The Gospel of John is one of my favourite books of the Bible. I know I’ve probably said that about every book of the Bible I’ve preached from, but it’s true. Before we begin studying this book, I want to lay a foundation by introducing you to the author of this Gospel.
Intro to the Author John:
What do we know about the disciple John? We know that he and his brother James and their father Zebedee had a fishing business. “When Jesus had gone a little farther from there, He saw James the son of Zebedee, and John his brother, who also were in the boat mending their nets.
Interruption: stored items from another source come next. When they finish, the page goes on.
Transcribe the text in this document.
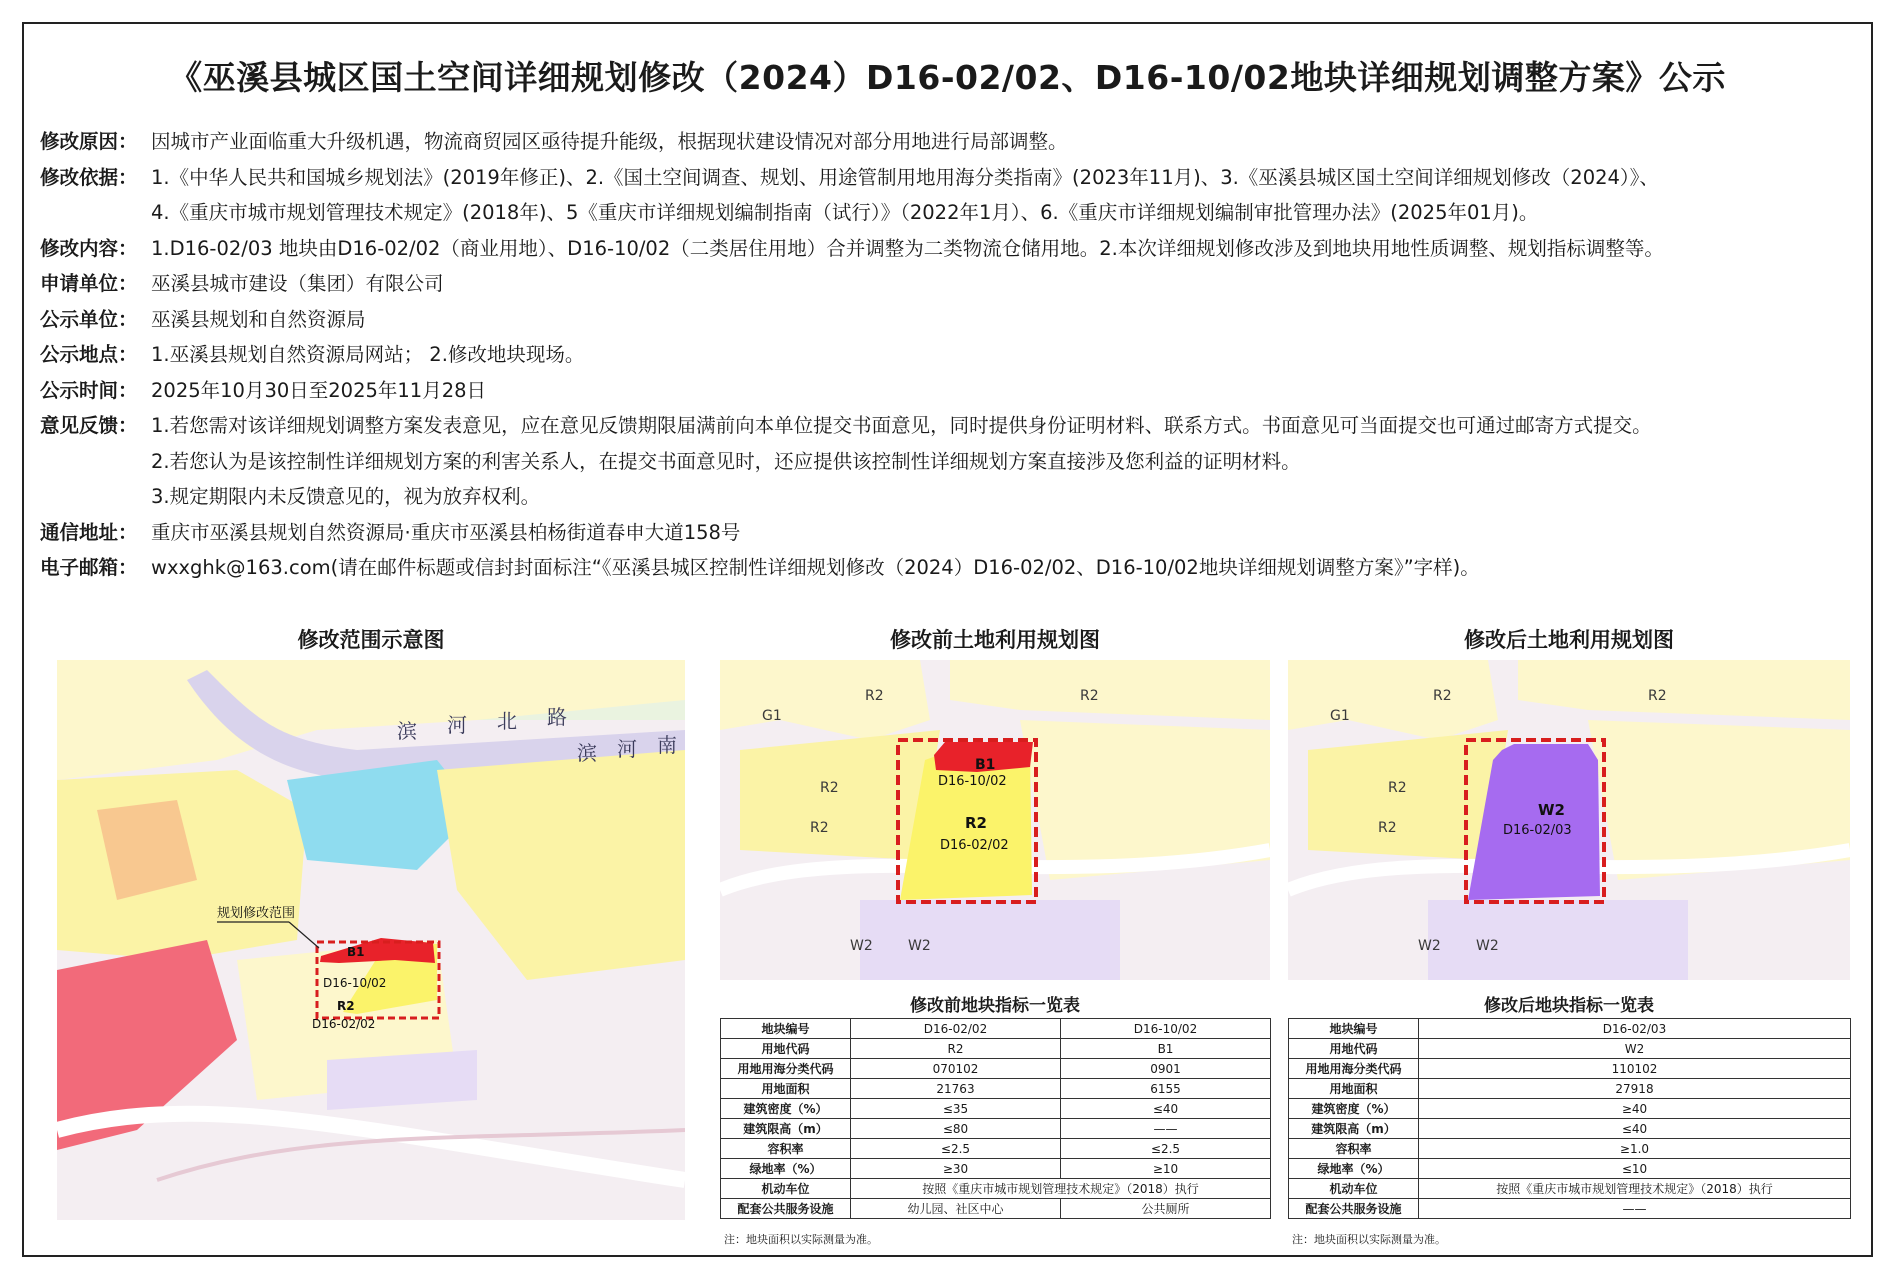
《巫溪县城区国土空间详细规划修改（2024）D16-02/02、D16-10/02地块详细规划调整方案》公示
修改原因： 因城市产业面临重大升级机遇，物流商贸园区亟待提升能级，根据现状建设情况对部分用地进行局部调整。
修改依据： 1.《中华人民共和国城乡规划法》(2019年修正)、2.《国土空间调查、规划、用途管制用地用海分类指南》(2023年11月)、3.《巫溪县城区国土空间详细规划修改（2024）》、
4.《重庆市城市规划管理技术规定》(2018年)、5《重庆市详细规划编制指南（试行）》（2022年1月）、6.《重庆市详细规划编制审批管理办法》(2025年01月)。
修改内容： 1.D16-02/03 地块由D16-02/02（商业用地）、D16-10/02（二类居住用地）合并调整为二类物流仓储用地。2.本次详细规划修改涉及到地块用地性质调整、规划指标调整等。
申请单位： 巫溪县城市建设（集团）有限公司
公示单位： 巫溪县规划和自然资源局
公示地点： 1.巫溪县规划自然资源局网站； 2.修改地块现场。
公示时间： 2025年10月30日至2025年11月28日
意见反馈： 1.若您需对该详细规划调整方案发表意见，应在意见反馈期限届满前向本单位提交书面意见，同时提供身份证明材料、联系方式。书面意见可当面提交也可通过邮寄方式提交。
2.若您认为是该控制性详细规划方案的利害关系人，在提交书面意见时，还应提供该控制性详细规划方案直接涉及您利益的证明材料。
3.规定期限内未反馈意见的，视为放弃权利。
通信地址： 重庆市巫溪县规划自然资源局·重庆市巫溪县柏杨街道春申大道158号
电子邮箱： wxxghk@163.com(请在邮件标题或信封封面标注“《巫溪县城区控制性详细规划修改（2024）D16-02/02、D16-10/02地块详细规划调整方案》”字样)。
修改范围示意图	修改前土地利用规划图	修改后土地利用规划图
规划修改范围
滨 河 北 路
滨 河 南
B1
D16-10/02
R2
D16-02/02
G1
R2	R2
R2
R2
W2	W2
B1
D16-10/02
R2
D16-02/02
G1
R2	R2
R2
R2
W2	W2
W2
D16-02/03
修改前地块指标一览表
地块编号	D16-02/02	D16-10/02
用地代码	R2	B1
用地用海分类代码	070102	0901
用地面积	21763	6155
建筑密度（%）	≤35	≤40
建筑限高（m）	≤80	——
容积率	≤2.5	≤2.5
绿地率（%）	≥30	≥10
机动车位	按照《重庆市城市规划管理技术规定》（2018）执行	
配套公共服务设施	幼儿园、社区中心	公共厕所
注：地块面积以实际测量为准。
修改后地块指标一览表
地块编号	D16-02/03
用地代码	W2
用地用海分类代码	110102
用地面积	27918
建筑密度（%）	≥40
建筑限高（m）	≤40
容积率	≥1.0
绿地率（%）	≤10
机动车位	按照《重庆市城市规划管理技术规定》（2018）执行
配套公共服务设施	——
注：地块面积以实际测量为准。
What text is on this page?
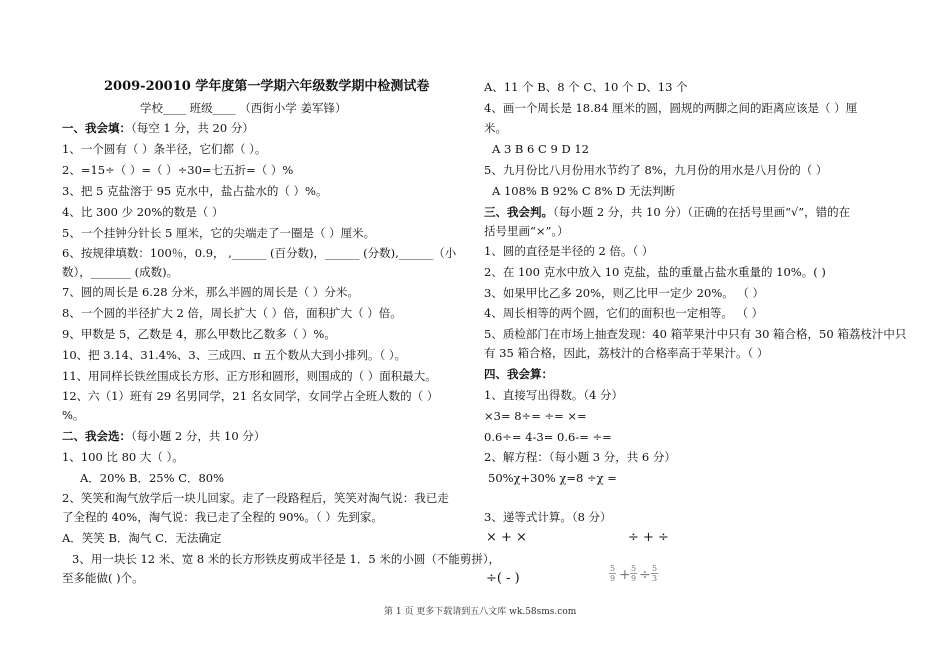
2009-20010 学年度第一学期六年级数学期中检测试卷
学校____ 班级____ （西街小学 姜军锋）
一、我会填：（每空 1 分，共 20 分）
1、一个圆有（ ）条半径，它们都（ ）。
2、=15÷（ ）=（ ）÷30=七五折=（ ）%
3、把 5 克盐溶于 95 克水中，盐占盐水的（ ）%。
4、比 300 少 20%的数是（ ）
5、一个挂钟分针长 5 厘米，它的尖端走了一圈是（ ）厘米。
6、按规律填数：100％，0.9， ,______ (百分数)，______ (分数),______（小
数），_______ (成数)。
7、圆的周长是 6.28 分米，那么半圆的周长是（ ）分米。
8、一个圆的半径扩大 2 倍，周长扩大（ ）倍，面积扩大（ ）倍。
9、甲数是 5，乙数是 4，那么甲数比乙数多（ ）%。
10、把 3.14、31.4%、3、三成四、π 五个数从大到小排列。（ ）。
11、用同样长铁丝围成长方形、正方形和圆形，则围成的（ ）面积最大。
12、六（1）班有 29 名男同学，21 名女同学，女同学占全班人数的（ ）
%。
二、我会选：（每小题 2 分，共 10 分）
1、100 比 80 大（ ）。
A．20% B．25% C．80%
2、笑笑和淘气放学后一块儿回家。走了一段路程后，笑笑对淘气说：我已走
了全程的 40%，淘气说：我已走了全程的 90%。（ ）先到家。
A．笑笑 B．淘气 C．无法确定
3、用一块长 12 米、宽 8 米的长方形铁皮剪成半径是 1．5 米的小圆（不能剪拼），
至多能做( )个。
A、11 个 B、8 个 C、10 个 D、13 个
4、画一个周长是 18.84 厘米的圆，圆规的两脚之间的距离应该是（ ）厘
米。
A 3 B 6 C 9 D 12
5、九月份比八月份用水节约了 8%，九月份的用水是八月份的（ ）
A 108% B 92% C 8% D 无法判断
三、我会判。（每小题 2 分，共 10 分）（正确的在括号里画“√”，错的在
括号里画“×”。）
1、圆的直径是半径的 2 倍。（ ）
2、在 100 克水中放入 10 克盐，盐的重量占盐水重量的 10%。( )
3、如果甲比乙多 20%，则乙比甲一定少 20%。 （ ）
4、周长相等的两个圆，它们的面积也一定相等。 （ ）
5、质检部门在市场上抽查发现：40 箱苹果汁中只有 30 箱合格，50 箱荔枝汁中只
有 35 箱合格，因此，荔枝汁的合格率高于苹果汁。（ ）
四、我会算：
1、直接写出得数。（4 分）
×3= 8÷= ÷= ×=
0.6÷= 4-3= 0.6-= ÷=
2、解方程：（每小题 3 分，共 6 分）
50%χ+30% χ=8 ÷χ =
3、递等式计算。（8 分）
× + ×	÷ + ÷
÷( - )
5
9 + 5
9 ÷ 5
3
第 1 页 更多下载请到五八文库 wk.58sms.com
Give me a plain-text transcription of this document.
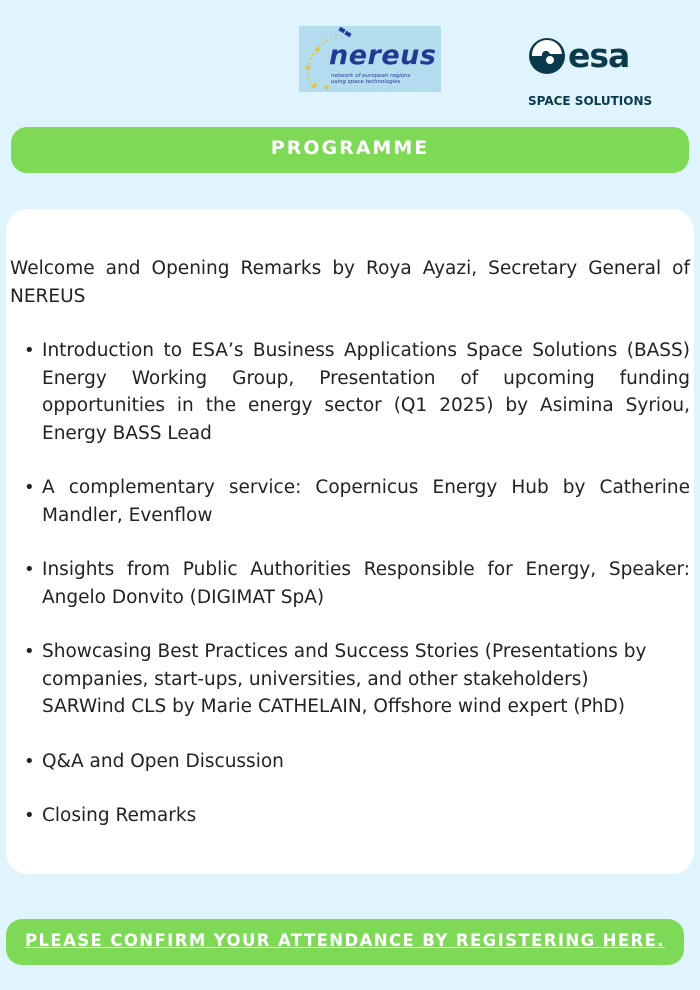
★
★
★ ★
nereus
network of european regions
using space technologies
esa
SPACE SOLUTIONS
PROGRAMME

Welcome and Opening Remarks by Roya Ayazi, Secretary General of NEREUS

• Introduction to ESA’s Business Applications Space Solutions (BASS) Energy Working Group, Presentation of upcoming funding opportunities in the energy sector (Q1 2025) by Asimina Syriou, Energy BASS Lead
• A complementary service: Copernicus Energy Hub by Catherine Mandler, Evenflow
• Insights from Public Authorities Responsible for Energy, Speaker: Angelo Donvito (DIGIMAT SpA)
• Showcasing Best Practices and Success Stories (Presentations by companies, start-ups, universities, and other stakeholders)
SARWind CLS by Marie CATHELAIN, Offshore wind expert (PhD)
• Q&A and Open Discussion
• Closing Remarks
PLEASE CONFIRM YOUR ATTENDANCE BY REGISTERING HERE.
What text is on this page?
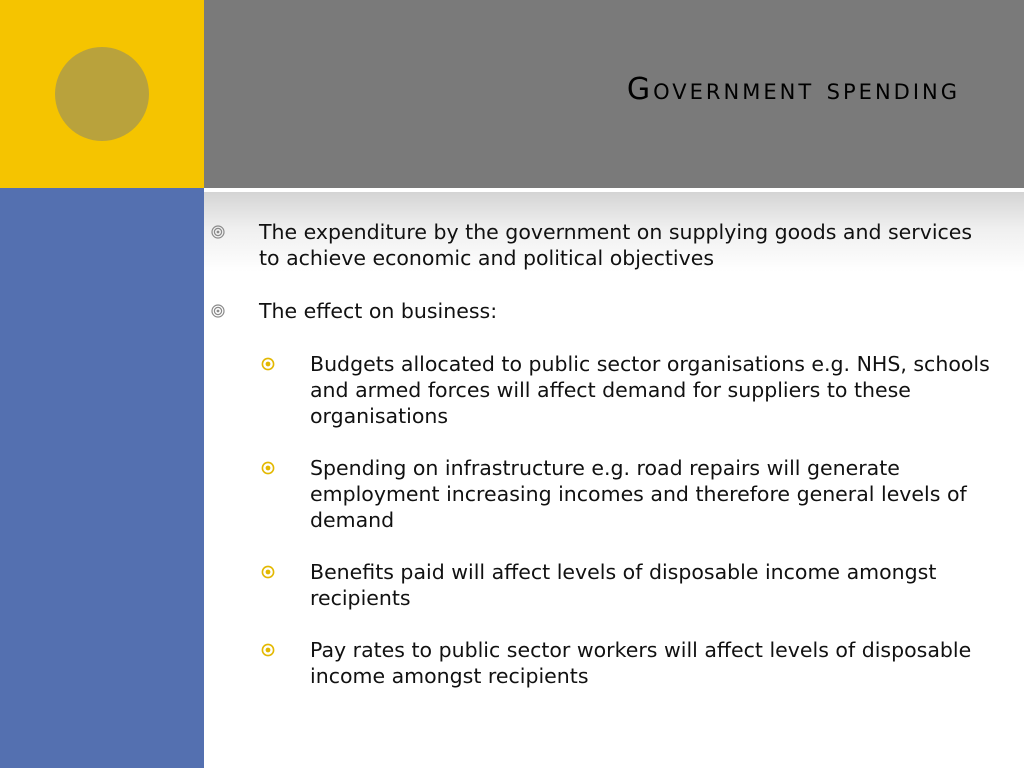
Government spending
The expenditure by the government on supplying goods and services to achieve economic and political objectives
The effect on business:
Budgets allocated to public sector organisations e.g. NHS, schools and armed forces will affect demand for suppliers to these organisations
Spending on infrastructure e.g. road repairs will generate employment increasing incomes and therefore general levels of demand
Benefits paid will affect levels of disposable income amongst recipients
Pay rates to public sector workers will affect levels of disposable income amongst recipients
And immediately He called them, and they left their father Zebedee in the boat with the hired servants, and went after Him.” (Mark 1:19-20). When Jesus said, “Come, follow me,” John and his brother left everything to follow Him.
John was one of twelve disciples who Jesus personally hand-picked to follow Him. Not only was he one of the twelve, but he was also a part of the inner circle of three disciples who had even closer contact with Jesus than the other nine disciples, along with Peter and James. They saw some things that Jesus did that nobody else saw. They were the ones who Jesus took with Him up on the mount of transfiguration, and allowed them to see the bright brilliance of His glory. John was also one of the three disciples who Jesus took into the garden on the night in which He was betrayed, to pray with Him. When Jesus died on the Cross, John was the only one of the twelve disciples who was there at the foot of the Cross with Jesus. The other eleven disciples had run away, fearing for their lives. As Jesus was dying, he trusted John to look after His mother Mary. John is called the beloved disciple, or the disciple whom Jesus loved.
In addition to writing this Gospel, John wrote four other New Testament books: 1 John, 2 John, 3 John, and the book of Revelation. John was also an amazing pastor. I would have loved to have had a pastor like John! You can see his pastoral, father’s heart for the churches in his three letters as he addresses the members of his congregation as dear children.
John was the only one of the eleven faithful disciples who wasn’t martyred for his faith. When Jesus started the Christian church in the first century, the world was under the rule of the Roman Empire. Anyone who followed Jesus was persecuted by the Romans. The Roman Empire forced their citizens to swear loyalty to Caesar, declaring “Caesar is Lord!” However, the Christians refused to do so, claiming that Jesus Christ was the only Lord. Therefore, those who were seen as leaders in the Christian faith were martyred for preaching Jesus.
Foxe records John’s story in his Book of Martyrs: “The beloved disciple John was brother to James the Great. The churches of Smyrna, Pergamos, Sardis, Philadelphia, Laodicea, and Thyatira, were founded by him. From Ephesus he was ordered to be sent to Rome, where it is affirmed he was cast into a cauldron of boiling oil. He escaped by miracle, without injury. The Emperor Domitian afterwards banished him to the Isle of Patmos, where he wrote the Book of Revelation. He was the only apostle who escaped a violent death.”
One final note about the disciple John who wrote this Gospel: We need to make sure we don’t confuse this John with another John, John the Baptist, a prophet who was the cousin of Jesus. In John’s Gospel, whenever he is referring to himself, he calls himself “the disciple whom Jesus loved.” So anytime you see the name John in this Gospel, he is referring to John the Baptist.